Nicht ganz mein Typ

Nicht ganz mein Typ
Björg Magnúsdóttir
Insel Verlag
Leseprobe
[Seiten: 322 || Preis: 12,99 €]

Zum Inhalt: Die vier Freundinnen Tinna, Inga, Regina und Bryndís kennen sich schon seit ihrer Kindheit. Jetzt sind sie erwachsen und haben unterschiedliche Zukunfts- und Lebensvorstellungen, die sich teilweise stark voneinander unterscheiden. Doch trotz ihrer Differenzen verbindet sie ihre tiefe Freundschaft, die sie am Ende immer wieder zusammenschweißt.
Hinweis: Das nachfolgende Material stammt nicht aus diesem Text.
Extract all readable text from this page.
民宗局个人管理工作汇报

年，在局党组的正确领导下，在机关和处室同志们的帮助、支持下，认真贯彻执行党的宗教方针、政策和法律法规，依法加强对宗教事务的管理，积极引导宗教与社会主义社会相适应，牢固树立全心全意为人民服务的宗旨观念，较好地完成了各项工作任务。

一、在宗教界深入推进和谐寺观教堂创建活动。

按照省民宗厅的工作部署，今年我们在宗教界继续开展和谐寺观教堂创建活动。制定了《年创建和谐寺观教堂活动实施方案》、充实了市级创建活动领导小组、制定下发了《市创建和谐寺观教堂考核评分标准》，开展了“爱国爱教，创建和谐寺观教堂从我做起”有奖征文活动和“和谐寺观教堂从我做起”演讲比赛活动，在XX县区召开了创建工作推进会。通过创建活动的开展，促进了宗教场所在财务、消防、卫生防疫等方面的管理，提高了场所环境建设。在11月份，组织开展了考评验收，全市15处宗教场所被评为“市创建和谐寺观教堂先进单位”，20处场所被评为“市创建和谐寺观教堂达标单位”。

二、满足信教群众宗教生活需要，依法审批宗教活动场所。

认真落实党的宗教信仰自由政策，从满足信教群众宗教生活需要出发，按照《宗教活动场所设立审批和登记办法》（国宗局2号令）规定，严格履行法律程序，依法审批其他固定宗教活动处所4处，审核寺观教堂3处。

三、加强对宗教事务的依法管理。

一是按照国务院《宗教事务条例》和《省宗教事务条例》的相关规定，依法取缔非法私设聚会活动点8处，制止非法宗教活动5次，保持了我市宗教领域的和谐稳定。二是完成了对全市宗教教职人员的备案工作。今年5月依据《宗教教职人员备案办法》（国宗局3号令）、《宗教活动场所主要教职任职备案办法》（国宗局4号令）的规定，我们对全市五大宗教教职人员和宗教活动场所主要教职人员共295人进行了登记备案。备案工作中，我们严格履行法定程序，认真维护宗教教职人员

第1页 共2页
Nicht ganz mein Typ habe ich im Rahmen einer Leserunde auf LovelyBooks gewonnen und mich riesig darüber gefreut, denn das war meine erste Erfahrung mit dieser Art von Buchbesprechung bzw. Diskussion. Es ist toll, während des Lesens immer parallel auch andere Meinungen zu hören und ich hoffe, dass ich zukünftig nochmal das Glück habe und an einer Leserunde teilnehmen darf.

Der Roman garantiert vor allem eins: viel Unterhaltung! Eine ausgefallene Situation jagt die Nächste und mittendrin versuchen die vier Frauen irgendwie ihr Leben auf die Reihe zu bekommen. Es geht natürlich in erster Linie um Männergeschichten, aber auch die zukünftige Karriereplanung und die individuellen Zweifel der Isländerinnen spielen eine große Rolle.  Auffällig dabei ist, dass zu Beginn der Handlung alles noch relativ oberflächlich bleibt und man vor allem die vier Frauen genauer kennen lernt. Mit Hilfe erhitzter Diskussionen zwischen den Freundinnen über Mode, Rollenmuster und Politik erhält man einen Einblick in die ungleichen Persönlichkeiten und bekommt ein Gefühl dafür, wer wie tickt. Außerdem sind die kurzen Kapitel auch immer abwechselnd aus  Tinnas, Ingas, Reginas und Bryndís Sicht geschrieben, sodass man zusätzlich erfährt, was sie wirklich manchmal über ihre Freundinnen denken und welche Probleme sie heimlich mit sich herumtragen. Später, so zum Ende des Buches, wird die Handlung etwas bedeutungsvoller und auch ernstere Themen, die vor allem gewisse Entscheidungen von den Frauen fordern, werden thematisiert. Allerdings verliert die Handlung dabei insgesamt nicht ihre kennzeichnende Komik.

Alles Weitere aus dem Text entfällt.